第二十八章
雪影霜魂2019-02-05 12:006,844

  繁花深处,柳媚花妍莺声娇,春光无限好。

  璎珞宝珠、玲珑塔、珊瑚台、玛瑙红、冠世墨玉、紫玉、脂玉、蓝田玉、无瑕玉、金玉玺、紫如意……这个园里的牡丹花都是以珠宝命名的,其花型花姿,有着可想而知的雍容华丽。

  姚继宗的目光却在满园娇艳的牡丹花上一掠而过,定定地停在园东角的一座亭台前。

  那里立着两个年少色美的女子,一个着黄色衫子,袅娜娉婷,容颜秀美。另一个正是方才那位紫衣少女,两人正窃窃私语着什么。忽然见到他们一行四人也进了园子,而且姚继宗的眼睛还眨也不眨地盯着她们看,娇容不禁都有些变色。

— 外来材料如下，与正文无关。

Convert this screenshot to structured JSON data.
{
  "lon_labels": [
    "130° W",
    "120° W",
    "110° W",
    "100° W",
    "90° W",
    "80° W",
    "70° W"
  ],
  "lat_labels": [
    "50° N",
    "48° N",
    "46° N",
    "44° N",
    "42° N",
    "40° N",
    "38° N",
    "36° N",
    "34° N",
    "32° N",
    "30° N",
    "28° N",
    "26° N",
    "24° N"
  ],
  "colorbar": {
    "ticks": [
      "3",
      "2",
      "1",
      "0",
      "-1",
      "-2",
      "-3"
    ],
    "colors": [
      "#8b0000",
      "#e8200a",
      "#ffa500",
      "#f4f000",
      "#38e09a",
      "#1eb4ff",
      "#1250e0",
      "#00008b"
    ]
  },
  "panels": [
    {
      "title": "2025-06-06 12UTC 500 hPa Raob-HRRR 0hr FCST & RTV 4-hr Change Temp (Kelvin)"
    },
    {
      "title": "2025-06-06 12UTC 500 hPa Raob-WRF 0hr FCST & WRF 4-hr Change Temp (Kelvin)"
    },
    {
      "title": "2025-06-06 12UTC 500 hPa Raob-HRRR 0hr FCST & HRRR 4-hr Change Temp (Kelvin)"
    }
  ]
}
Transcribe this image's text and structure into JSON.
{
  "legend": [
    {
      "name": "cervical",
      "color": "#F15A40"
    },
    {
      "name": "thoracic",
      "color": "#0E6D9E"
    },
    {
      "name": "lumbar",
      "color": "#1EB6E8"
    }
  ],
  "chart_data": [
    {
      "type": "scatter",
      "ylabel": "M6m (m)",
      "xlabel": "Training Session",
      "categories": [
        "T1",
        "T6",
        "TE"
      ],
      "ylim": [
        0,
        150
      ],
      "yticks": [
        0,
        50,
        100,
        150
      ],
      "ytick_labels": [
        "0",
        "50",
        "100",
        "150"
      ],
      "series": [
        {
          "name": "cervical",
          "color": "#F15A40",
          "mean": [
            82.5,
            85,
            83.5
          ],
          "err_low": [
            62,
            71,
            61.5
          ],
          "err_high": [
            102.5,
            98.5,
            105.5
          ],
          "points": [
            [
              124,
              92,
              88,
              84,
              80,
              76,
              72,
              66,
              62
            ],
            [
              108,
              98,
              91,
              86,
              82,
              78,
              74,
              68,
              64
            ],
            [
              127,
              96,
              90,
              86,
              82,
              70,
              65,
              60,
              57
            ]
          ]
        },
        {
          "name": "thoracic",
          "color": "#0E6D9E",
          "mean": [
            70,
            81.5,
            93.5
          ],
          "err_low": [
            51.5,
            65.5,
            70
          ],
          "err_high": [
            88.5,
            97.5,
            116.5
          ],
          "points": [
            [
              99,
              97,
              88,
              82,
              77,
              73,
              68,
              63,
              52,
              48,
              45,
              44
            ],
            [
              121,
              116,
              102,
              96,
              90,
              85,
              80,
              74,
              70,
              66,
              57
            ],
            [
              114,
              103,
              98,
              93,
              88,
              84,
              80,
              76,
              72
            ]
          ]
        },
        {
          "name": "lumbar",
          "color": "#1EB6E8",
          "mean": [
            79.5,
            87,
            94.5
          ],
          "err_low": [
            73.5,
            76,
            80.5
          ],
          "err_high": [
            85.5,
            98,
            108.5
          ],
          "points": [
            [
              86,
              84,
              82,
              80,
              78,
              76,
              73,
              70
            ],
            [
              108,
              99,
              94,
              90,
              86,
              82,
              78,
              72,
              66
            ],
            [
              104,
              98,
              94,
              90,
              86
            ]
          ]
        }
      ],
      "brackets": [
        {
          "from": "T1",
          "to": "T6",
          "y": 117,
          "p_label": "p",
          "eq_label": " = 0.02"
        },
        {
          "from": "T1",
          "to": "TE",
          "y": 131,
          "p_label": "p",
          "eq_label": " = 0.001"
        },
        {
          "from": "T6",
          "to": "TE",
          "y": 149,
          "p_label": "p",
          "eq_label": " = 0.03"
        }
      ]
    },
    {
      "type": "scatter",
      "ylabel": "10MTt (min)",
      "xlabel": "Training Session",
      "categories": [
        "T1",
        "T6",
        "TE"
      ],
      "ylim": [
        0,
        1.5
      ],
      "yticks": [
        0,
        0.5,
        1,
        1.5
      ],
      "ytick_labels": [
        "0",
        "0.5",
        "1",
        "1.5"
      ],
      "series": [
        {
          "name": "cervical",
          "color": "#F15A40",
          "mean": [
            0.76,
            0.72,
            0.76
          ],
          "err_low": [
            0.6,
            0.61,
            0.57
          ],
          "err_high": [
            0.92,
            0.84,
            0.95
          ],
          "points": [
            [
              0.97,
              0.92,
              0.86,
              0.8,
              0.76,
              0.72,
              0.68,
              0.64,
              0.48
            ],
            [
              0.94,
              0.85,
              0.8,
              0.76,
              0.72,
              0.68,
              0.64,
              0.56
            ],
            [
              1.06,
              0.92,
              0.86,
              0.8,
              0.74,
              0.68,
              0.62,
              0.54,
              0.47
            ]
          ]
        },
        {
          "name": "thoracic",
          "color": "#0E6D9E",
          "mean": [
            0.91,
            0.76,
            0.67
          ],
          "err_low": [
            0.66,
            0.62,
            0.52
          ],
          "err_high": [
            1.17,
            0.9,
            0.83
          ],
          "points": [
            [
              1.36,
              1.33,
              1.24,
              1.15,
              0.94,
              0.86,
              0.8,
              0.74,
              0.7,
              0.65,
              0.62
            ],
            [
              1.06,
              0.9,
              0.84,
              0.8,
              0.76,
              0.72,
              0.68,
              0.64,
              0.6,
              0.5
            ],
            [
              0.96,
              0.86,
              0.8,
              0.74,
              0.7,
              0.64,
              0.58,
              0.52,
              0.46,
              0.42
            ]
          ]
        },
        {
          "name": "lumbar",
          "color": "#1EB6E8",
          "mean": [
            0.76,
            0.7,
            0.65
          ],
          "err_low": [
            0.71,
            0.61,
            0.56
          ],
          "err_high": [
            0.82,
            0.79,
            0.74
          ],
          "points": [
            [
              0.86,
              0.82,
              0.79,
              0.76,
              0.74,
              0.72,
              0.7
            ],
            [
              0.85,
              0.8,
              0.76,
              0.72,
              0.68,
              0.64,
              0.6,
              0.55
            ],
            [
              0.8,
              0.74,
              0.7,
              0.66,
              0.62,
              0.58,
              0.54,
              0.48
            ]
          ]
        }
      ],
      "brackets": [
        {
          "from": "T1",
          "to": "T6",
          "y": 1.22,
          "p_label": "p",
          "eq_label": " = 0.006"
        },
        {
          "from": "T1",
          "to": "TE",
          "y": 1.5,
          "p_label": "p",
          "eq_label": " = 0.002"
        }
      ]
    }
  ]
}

  阮若弱目光敏锐地发现了那两名少女看姚继宗的眼神很不对头,不禁在一旁发问:“姚继宗,怎么她们看见你像看见鬼子进村似的?”

  姚继宗也察觉了那两个少女对他明显的心怀惧意,一脸无辜地说:“我也不知道呀!我跟她们素昧平生,你说她们怕我干什么?我长得又不吓人,长相还很对得起观众,难道她俩就一点也GET不到我的英俊潇洒吗?她们是不是瞎呀!”

  阮若弱笑嘻嘻地直言不讳:“如果是在长安倒是好解释,没准你以前‘调戏’过人家。”

  姚继宗听得一窒,对于自己的这一‘前科’真是想喊冤都没法喊。他不由自主地瞥了身边的楚天遥一眼,正好对上他疑惑不解的目光。他张张嘴,想说什么却又说不出来,根本无从辩解了。

  李略忽然“呀”了一声, “姚继宗,那两个姑娘朝你走来了。”

  那两个少女走向姚继宗时的神色非常奇怪。一脸的迫不得已,活像有一把无形的刀子压在脖子上逼着她们走过来似的。眼眸中满是惊惶、胆怯和憎厌,脸上却是一派强颜欢笑。

  走到距离姚继宗几步之遥的时候,她们一起停住脚步,朝着他双双行礼。

  “见过二哥。”

  二哥?!阮若弱、李略、楚天遥齐刷刷地扭头看向姚继宗,他目瞪口呆地看着面前一紫衣一黄衫的两个少女,搔着后脑勺呆了好半天才说话。

  “哦——你们是宝珍和宝珠啊!”

  姚继宗一派恍然大悟的语气,听得两个少女不无诧异地抬头看他一眼,马上又低下头眼观鼻鼻观心。

  紫衣少女看似年长些,应该是姐姐宝珍,十分客套地开口询问:“二哥几时来的洛阳?竟没有来家里?”

  姚继宗苦笑道:“今天刚到,我和几们朋友一起来洛阳赏牡丹花,打算小住几日便走,就不去家里打扰二娘了。爹和二娘那里你们先替我问个好,明天我再专程去给他们请安。”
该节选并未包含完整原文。